In calculating the number of nights to be spent by L with the father pursuant to that order, I have assumed that the alternate weekends do not quite amount to 26 each year because of the further provisions for contact in the summer, at Easter and in October, in which perhaps two or three of the alternate weekends each year might find themselves subsumed; but there could be argument about that.
(a) Quite apart from the point made at (b) below, the father would be required to pay less by way of child support if he were migrated into the new regime referred to in [3] above. The recorder should have had an eye to the injustice of the father's continued enclosure within the old regime and should have sought to mitigate it by preserving his discount referable to day to day care.(b) Had the father been migrated into the new regime, the effect of the recorder's order in reducing the amount of staying contact would not have been entirely to eliminate the father's discount in respect of child support. In that under the order L is directed to spend with him a number of nights each year which falls between 52 and 103, he would, if subject to the new regime, have been liable to pay only six-sevenths of what he would otherwise have been liable to pay: see s.11(6) of, and para. 7(4) of Schedule 1 to, the Act of 1991 as amended. The recorder should have borne this paradox in mind and have relieved the father from unjust exposure to it by declining to favour any reduction in the number of nights to less than 104 each year.

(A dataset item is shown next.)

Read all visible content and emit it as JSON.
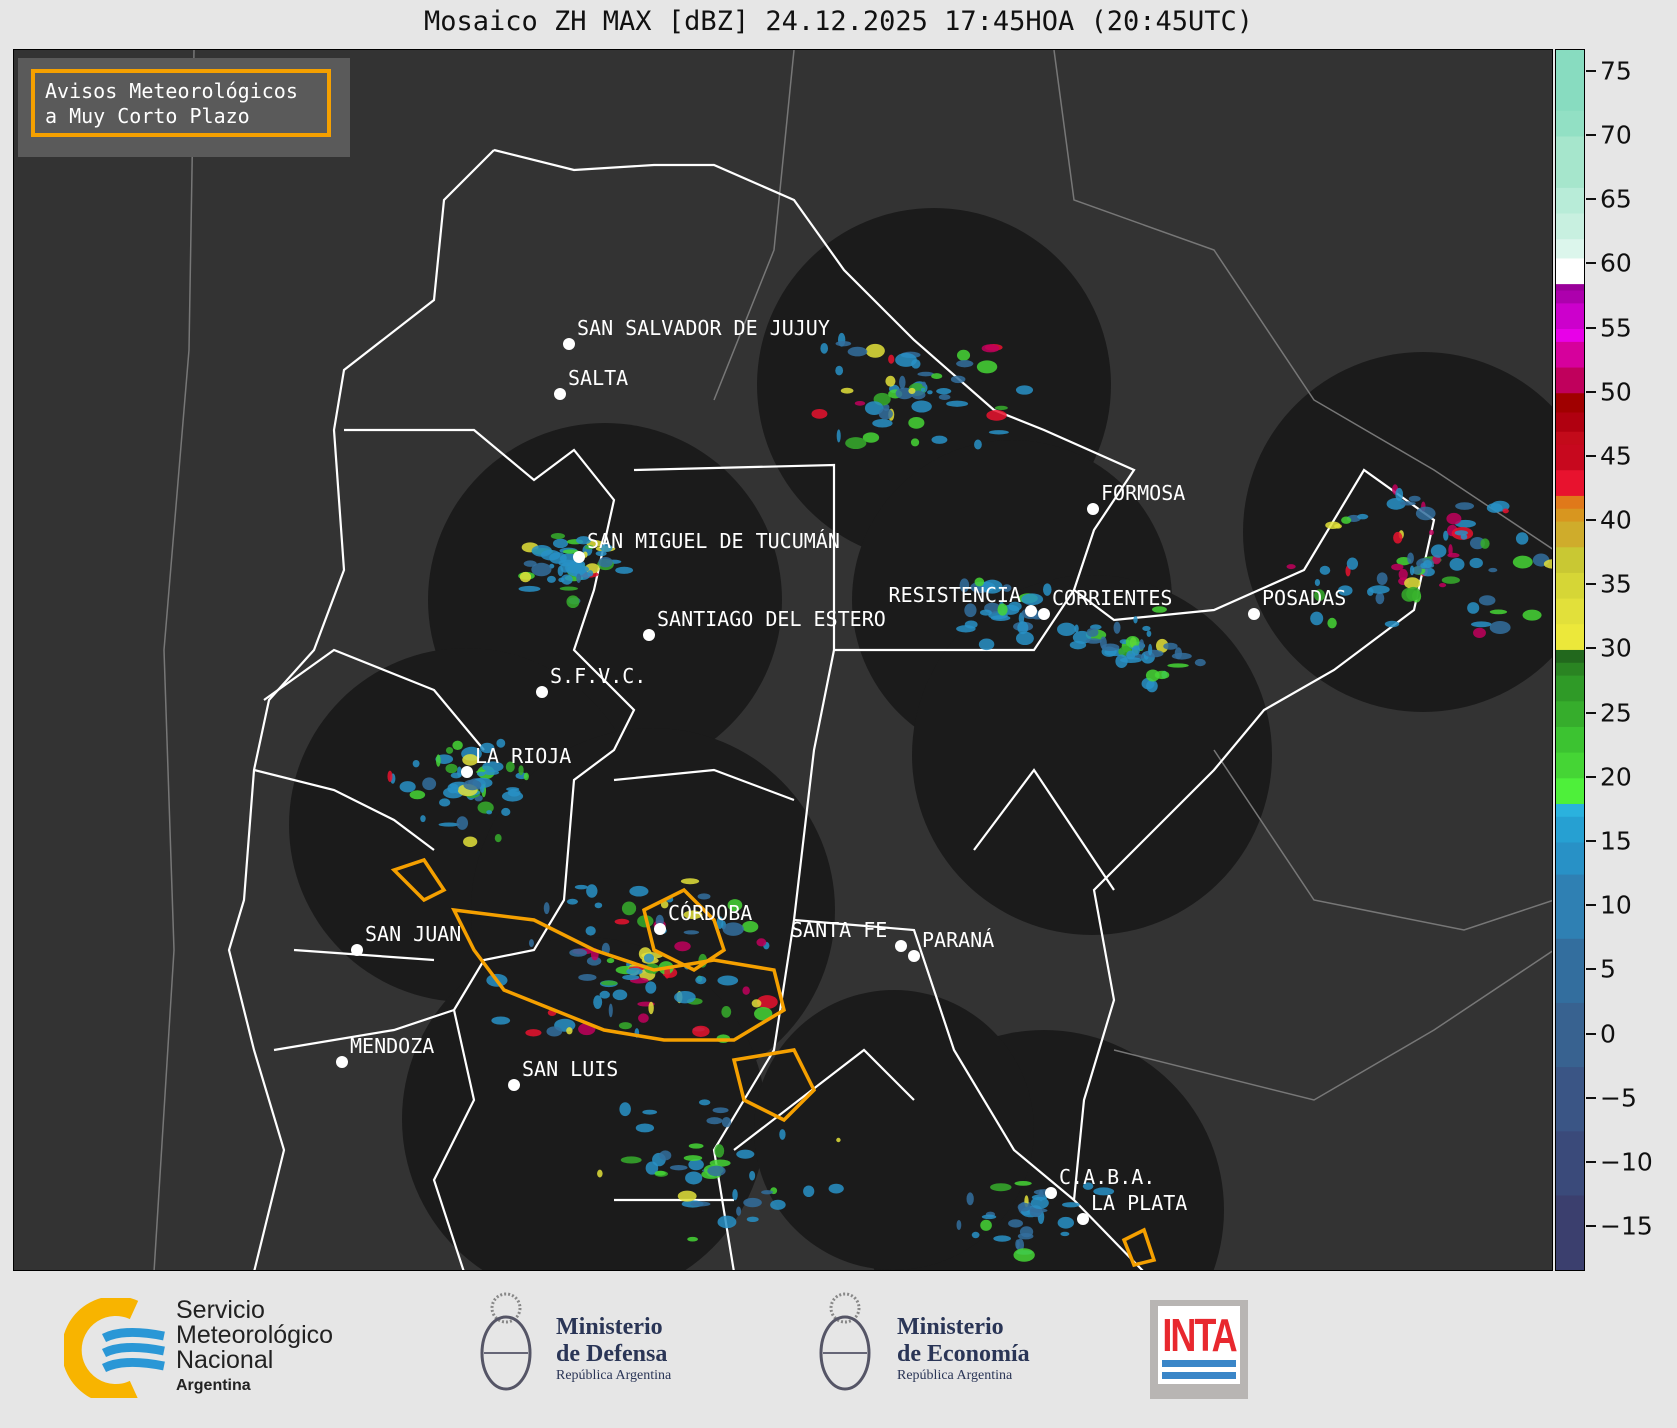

(c) It is absurd to consider that the extra costs incurred by the mother referable to L in the event of her spending an extra 12 nights each year in the mother's home would amount to anything approaching £1,445 per annum. The recorder should have avoided making an order which would so manifestly over-compensate the mother for such extra costs as she would incur as a result of it.

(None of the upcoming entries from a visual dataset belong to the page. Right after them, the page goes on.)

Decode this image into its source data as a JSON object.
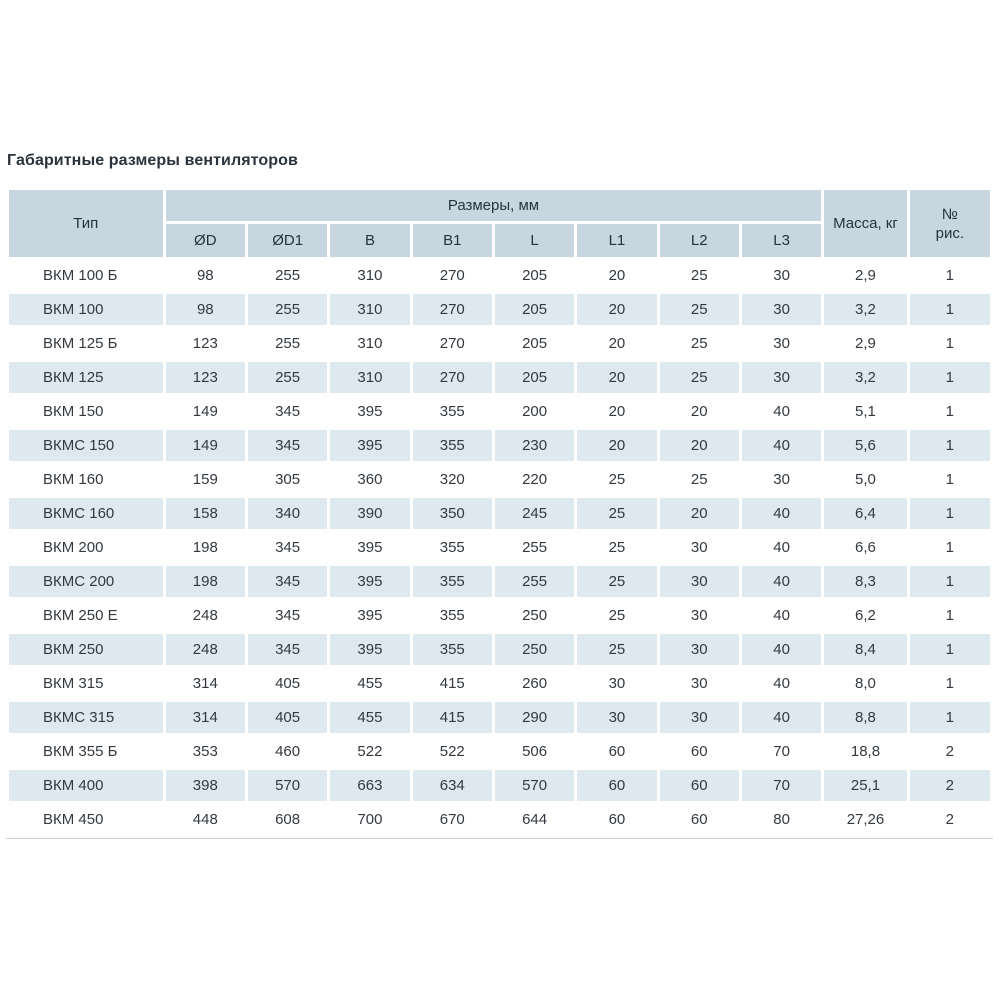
{
  "page": {
    "title": "Габаритные размеры вентиляторов"
  },
  "table": {
    "header": {
      "type": "Тип",
      "dimensions_group": "Размеры, мм",
      "dim_columns": [
        "ØD",
        "ØD1",
        "B",
        "B1",
        "L",
        "L1",
        "L2",
        "L3"
      ],
      "mass": "Масса, кг",
      "fig": "№\nрис."
    },
    "rows": [
      {
        "type": "ВКМ 100 Б",
        "dims": [
          "98",
          "255",
          "310",
          "270",
          "205",
          "20",
          "25",
          "30"
        ],
        "mass": "2,9",
        "fig": "1"
      },
      {
        "type": "ВКМ 100",
        "dims": [
          "98",
          "255",
          "310",
          "270",
          "205",
          "20",
          "25",
          "30"
        ],
        "mass": "3,2",
        "fig": "1"
      },
      {
        "type": "ВКМ 125 Б",
        "dims": [
          "123",
          "255",
          "310",
          "270",
          "205",
          "20",
          "25",
          "30"
        ],
        "mass": "2,9",
        "fig": "1"
      },
      {
        "type": "ВКМ 125",
        "dims": [
          "123",
          "255",
          "310",
          "270",
          "205",
          "20",
          "25",
          "30"
        ],
        "mass": "3,2",
        "fig": "1"
      },
      {
        "type": "ВКМ 150",
        "dims": [
          "149",
          "345",
          "395",
          "355",
          "200",
          "20",
          "20",
          "40"
        ],
        "mass": "5,1",
        "fig": "1"
      },
      {
        "type": "ВКМС 150",
        "dims": [
          "149",
          "345",
          "395",
          "355",
          "230",
          "20",
          "20",
          "40"
        ],
        "mass": "5,6",
        "fig": "1"
      },
      {
        "type": "ВКМ 160",
        "dims": [
          "159",
          "305",
          "360",
          "320",
          "220",
          "25",
          "25",
          "30"
        ],
        "mass": "5,0",
        "fig": "1"
      },
      {
        "type": "ВКМС 160",
        "dims": [
          "158",
          "340",
          "390",
          "350",
          "245",
          "25",
          "20",
          "40"
        ],
        "mass": "6,4",
        "fig": "1"
      },
      {
        "type": "ВКМ 200",
        "dims": [
          "198",
          "345",
          "395",
          "355",
          "255",
          "25",
          "30",
          "40"
        ],
        "mass": "6,6",
        "fig": "1"
      },
      {
        "type": "ВКМС 200",
        "dims": [
          "198",
          "345",
          "395",
          "355",
          "255",
          "25",
          "30",
          "40"
        ],
        "mass": "8,3",
        "fig": "1"
      },
      {
        "type": "ВКМ 250 Е",
        "dims": [
          "248",
          "345",
          "395",
          "355",
          "250",
          "25",
          "30",
          "40"
        ],
        "mass": "6,2",
        "fig": "1"
      },
      {
        "type": "ВКМ 250",
        "dims": [
          "248",
          "345",
          "395",
          "355",
          "250",
          "25",
          "30",
          "40"
        ],
        "mass": "8,4",
        "fig": "1"
      },
      {
        "type": "ВКМ 315",
        "dims": [
          "314",
          "405",
          "455",
          "415",
          "260",
          "30",
          "30",
          "40"
        ],
        "mass": "8,0",
        "fig": "1"
      },
      {
        "type": "ВКМС 315",
        "dims": [
          "314",
          "405",
          "455",
          "415",
          "290",
          "30",
          "30",
          "40"
        ],
        "mass": "8,8",
        "fig": "1"
      },
      {
        "type": "ВКМ 355 Б",
        "dims": [
          "353",
          "460",
          "522",
          "522",
          "506",
          "60",
          "60",
          "70"
        ],
        "mass": "18,8",
        "fig": "2"
      },
      {
        "type": "ВКМ 400",
        "dims": [
          "398",
          "570",
          "663",
          "634",
          "570",
          "60",
          "60",
          "70"
        ],
        "mass": "25,1",
        "fig": "2"
      },
      {
        "type": "ВКМ 450",
        "dims": [
          "448",
          "608",
          "700",
          "670",
          "644",
          "60",
          "60",
          "80"
        ],
        "mass": "27,26",
        "fig": "2"
      }
    ]
  },
  "colors": {
    "header_bg": "#c8d7df",
    "stripe_bg": "#dde9ee",
    "header_text": "#24333f",
    "body_text": "#343940",
    "bottom_rule": "#c9cfd3"
  }
}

(d) The reduction of £1,445 per annum or of any other substantial sum in the father's disposable income renders him unable to make direct payments for the benefit of L during periods of contact at the level at which he would otherwise have made them. Thus the order did not serve L's welfare although such should have been the recorder's paramount consideration under s. 1(1) of the Children Act 1989. Furthermore, in considering what order to make, the recorder was required by s. 1(3)(f) of the Act to have regard to the capacity of each parent to meet L's needs, including to their financial capacity to do so and thus to the effect of possible alternative orders upon such capacity.